Nenhuma acusação naqueles olhos que perscrutam a escuridão. Quase como se quisessem consolar, com luz benévola, os caminhantes noturnos, pela culpa ancestral que carregam por sua desgraça vivida na solidão. Mas a luzidia presença daqueles olhos não reduz a sensação devastadora de desconforto e vergonha. Saber que se vai ter uma porta para abrir e entrar em um lar acolhedor onde passar a noite, enquanto ele fica ali, ao relento, na sua cama de cimento…

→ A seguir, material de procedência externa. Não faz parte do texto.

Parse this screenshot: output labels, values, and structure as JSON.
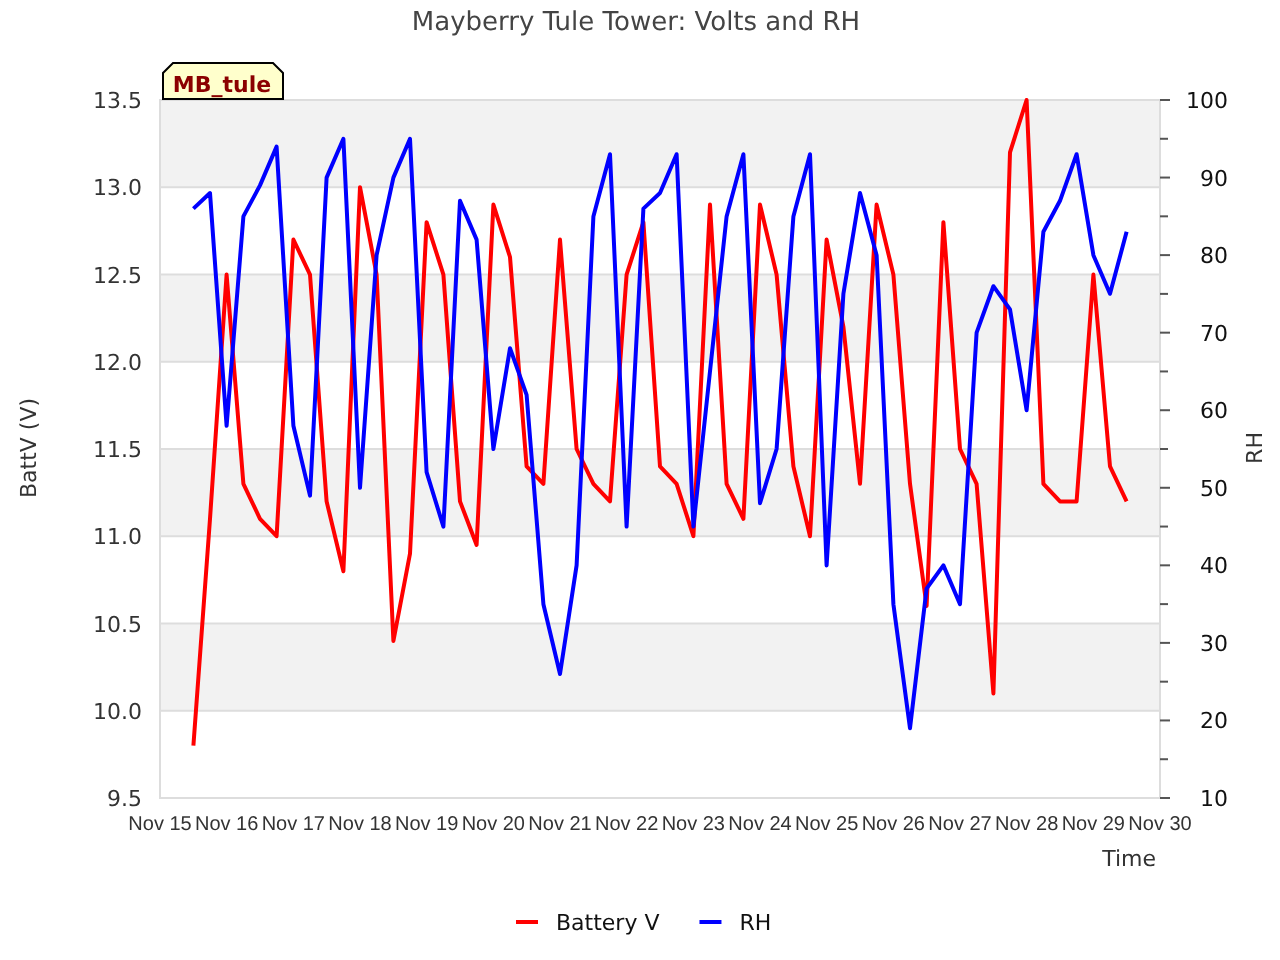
{
  "chart": {
    "site_tag": "MB_tule",
    "chart_data": {
      "type": "line",
      "title": "Mayberry Tule Tower: Volts and RH",
      "xlabel": "Time",
      "ylabel": "BattV (V)",
      "y2label": "RH",
      "ylim": [
        9.5,
        13.5
      ],
      "y2lim": [
        10,
        100
      ],
      "categories": [
        "Nov 15",
        null,
        null,
        null,
        "Nov 16",
        null,
        null,
        null,
        "Nov 17",
        null,
        null,
        null,
        "Nov 18",
        null,
        null,
        null,
        "Nov 19",
        null,
        null,
        null,
        "Nov 20",
        null,
        null,
        null,
        "Nov 21",
        null,
        null,
        null,
        "Nov 22",
        null,
        null,
        null,
        "Nov 23",
        null,
        null,
        null,
        "Nov 24",
        null,
        null,
        null,
        "Nov 25",
        null,
        null,
        null,
        "Nov 26",
        null,
        null,
        null,
        "Nov 27",
        null,
        null,
        null,
        "Nov 28",
        null,
        null,
        null,
        "Nov 29",
        null,
        null,
        null,
        "Nov 30"
      ],
      "yticks": [
        {
          "value": 9.5,
          "label": "9.5"
        },
        {
          "value": 10,
          "label": "10.0"
        },
        {
          "value": 10.5,
          "label": "10.5"
        },
        {
          "value": 11,
          "label": "11.0"
        },
        {
          "value": 11.5,
          "label": "11.5"
        },
        {
          "value": 12,
          "label": "12.0"
        },
        {
          "value": 12.5,
          "label": "12.5"
        },
        {
          "value": 13,
          "label": "13.0"
        },
        {
          "value": 13.5,
          "label": "13.5"
        }
      ],
      "y2ticks": [
        10,
        20,
        30,
        40,
        50,
        60,
        70,
        80,
        90,
        100
      ],
      "grid": true,
      "legend": "bottom",
      "series": [
        {
          "name": "Battery V",
          "color": "#ff0000",
          "values": [
            null,
            null,
            9.8,
            11.1,
            12.5,
            11.3,
            11.1,
            11.0,
            12.7,
            12.5,
            11.2,
            10.8,
            13.0,
            12.5,
            10.4,
            10.9,
            12.8,
            12.5,
            11.2,
            10.95,
            12.9,
            12.6,
            11.4,
            11.3,
            12.7,
            11.5,
            11.3,
            11.2,
            12.5,
            12.8,
            11.4,
            11.3,
            11.0,
            12.9,
            11.3,
            11.1,
            12.9,
            12.5,
            11.4,
            11.0,
            12.7,
            12.2,
            11.3,
            12.9,
            12.5,
            11.3,
            10.6,
            12.8,
            11.5,
            11.3,
            10.1,
            13.2,
            13.5,
            11.3,
            11.2,
            11.2,
            12.5,
            11.4,
            11.2,
            null,
            null
          ]
        },
        {
          "name": "RH",
          "color": "#0000ff",
          "axis": "y2",
          "values": [
            null,
            null,
            86,
            88,
            58,
            85,
            89,
            94,
            58,
            49,
            90,
            95,
            50,
            80,
            90,
            95,
            52,
            45,
            87,
            82,
            55,
            68,
            62,
            35,
            26,
            40,
            85,
            93,
            45,
            86,
            88,
            93,
            45,
            65,
            85,
            93,
            48,
            55,
            85,
            93,
            40,
            75,
            88,
            80,
            35,
            19,
            37,
            40,
            35,
            70,
            76,
            73,
            60,
            83,
            87,
            93,
            80,
            75,
            83,
            null,
            null
          ]
        }
      ]
    }
  }
}
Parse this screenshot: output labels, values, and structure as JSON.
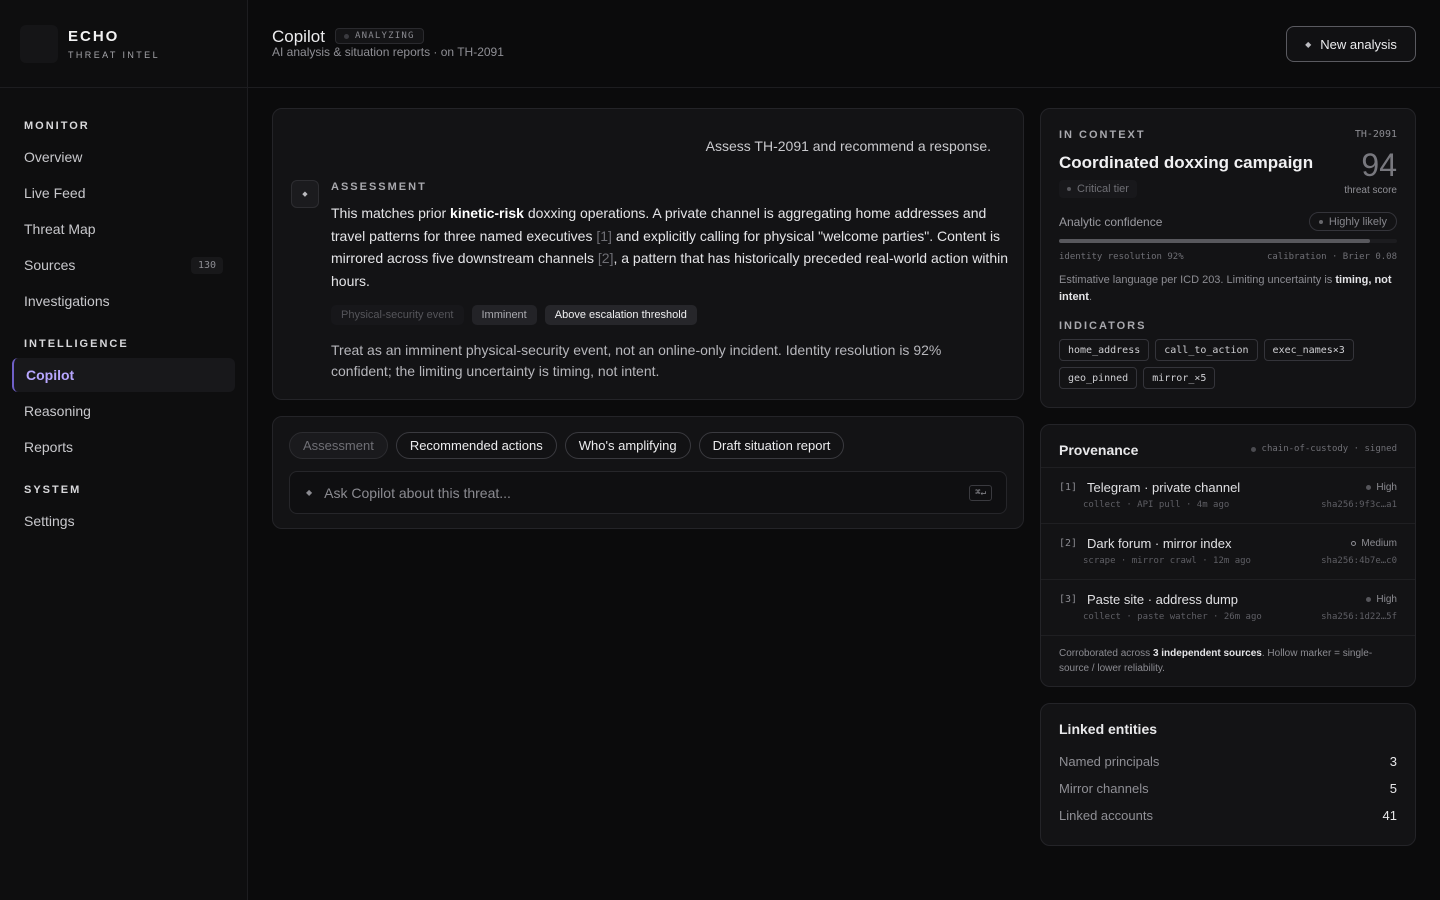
{
  "brand": {
    "name": "ECHO",
    "sub": "THREAT INTEL"
  },
  "nav": {
    "monitor_heading": "MONITOR",
    "overview": "Overview",
    "live_feed": "Live Feed",
    "threat_map": "Threat Map",
    "sources": "Sources",
    "sources_count": "130",
    "investigations": "Investigations",
    "intelligence_heading": "INTELLIGENCE",
    "copilot": "Copilot",
    "reasoning": "Reasoning",
    "reports": "Reports",
    "system_heading": "SYSTEM",
    "settings": "Settings"
  },
  "header": {
    "title": "Copilot",
    "status": "ANALYZING",
    "subtitle": "AI analysis & situation reports · on TH-2091",
    "new_button": "New analysis"
  },
  "conversation": {
    "user_message": "Assess TH-2091 and recommend a response.",
    "label": "ASSESSMENT",
    "body": {
      "p1": "This matches prior ",
      "b1": "kinetic-risk",
      "p2": " doxxing operations. A private channel is aggregating home addresses and travel patterns for three named executives ",
      "c1": "[1]",
      "p3": " and explicitly calling for physical \"welcome parties\". Content is mirrored across five downstream channels ",
      "c2": "[2]",
      "p4": ", a pattern that has historically preceded real-world action within hours."
    },
    "tags": [
      "Physical-security event",
      "Imminent",
      "Above escalation threshold"
    ],
    "conclusion": "Treat as an imminent physical-security event, not an online-only incident. Identity resolution is 92% confident; the limiting uncertainty is timing, not intent."
  },
  "composer": {
    "chips": [
      "Assessment",
      "Recommended actions",
      "Who's amplifying",
      "Draft situation report"
    ],
    "placeholder": "Ask Copilot about this threat...",
    "shortcut": "⌘↵"
  },
  "context": {
    "label": "IN CONTEXT",
    "case_id": "TH-2091",
    "title": "Coordinated doxxing campaign",
    "tier": "Critical tier",
    "score": "94",
    "score_label": "threat score",
    "confidence_label": "Analytic confidence",
    "confidence_value": "Highly likely",
    "identity_resolution_pct": 92,
    "identity_text": "identity resolution 92%",
    "calibration_text": "calibration · Brier 0.08",
    "note_prefix": "Estimative language per ICD 203. Limiting uncertainty is ",
    "note_bold": "timing, not intent",
    "note_suffix": ".",
    "indicators_label": "INDICATORS",
    "indicators": [
      "home_address",
      "call_to_action",
      "exec_names×3",
      "geo_pinned",
      "mirror_×5"
    ]
  },
  "provenance": {
    "title": "Provenance",
    "custody": "chain-of-custody · signed",
    "sources": [
      {
        "idx": "[1]",
        "name": "Telegram · private channel",
        "reliability": "High",
        "meta": "collect · API pull · 4m ago",
        "hash": "sha256:9f3c…a1"
      },
      {
        "idx": "[2]",
        "name": "Dark forum · mirror index",
        "reliability": "Medium",
        "meta": "scrape · mirror crawl · 12m ago",
        "hash": "sha256:4b7e…c0"
      },
      {
        "idx": "[3]",
        "name": "Paste site · address dump",
        "reliability": "High",
        "meta": "collect · paste watcher · 26m ago",
        "hash": "sha256:1d22…5f"
      }
    ],
    "foot_prefix": "Corroborated across ",
    "foot_bold": "3 independent sources",
    "foot_suffix": ". Hollow marker = single-source / lower reliability."
  },
  "entities": {
    "title": "Linked entities",
    "rows": [
      {
        "label": "Named principals",
        "value": "3"
      },
      {
        "label": "Mirror channels",
        "value": "5"
      },
      {
        "label": "Linked accounts",
        "value": "41"
      }
    ]
  }
}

Então, subitamente, diante da face e do corpo daquele homem pacificado em sua dor, soam ocos tantos números apresentados poucos minutos antes em um debate sobre políticas sociais no Brasil e na América Latina, num auditório da universidade. Como poderiam aqueles gráficos e estatísticas expressar a tragédia humana que se consuma na calada da noite?
O tema dos debates está ali, em carne e osso, desvelado, na sua nudez mais dolorosa, no vulto daquele homem que estudos e mapas classificam como “massa dos excluídos”. Sem nome nem identidade humana, ele está incluído, como um número, em gráficos de números majestosos pela desdita que carregam, alguns deles apresentados numa noite de maio por André Gambier Campos, do Instituto de Pesquisa Econômica Aplicada, fundação pública federal que desenvolve pesquisas neste campo. Técnico da Diretoria de Estudos e Políticas Sociais do Ipea, doutor em Sociologia pela USP, o pesquisador dividiu a mesa dos Encuentros 18:30 com a professora Beatriz Paiva, do curso de Serviço Social da UFSC, que coordena estudos sobre o sistema de proteção social no Brasil e na América Latina .
Avanços em números
A apresentação de André nesse encontro, organizado mensalmente pelo Instituto de Estudos Latino-Americanos, primou pela apresentação de informações provindas de estudos patrocinados pelo Ipea. Os dados demonstram, em números e percentuais, avanços nas políticas sociais no Brasil desde a Constituição aprovada em 1988, elaborada sob a inspiração de se criar no país um Estado de bem-estar social aos moldes europeus, quando esse mesmo projeto de Estado já começava a ruir na Europa.
Os números dizem que houve um avanço significativo da despesa social federal desde a data de formulação da chamada “Constituição cidadã”, até anos recentes. Os índices, em relação à participação no PIB, passaram de 11,24%, em 1995, para 14,98%, em 2008. Esse percentual representa, em valores monetários, que o investimento saltou, de R%241 bilhões, em 1995, para R$472 bilhões, em 2008. A maior parte deste progresso nas políticas sociais resulta, segundo evidenciam os números, de investimentos do governo federal.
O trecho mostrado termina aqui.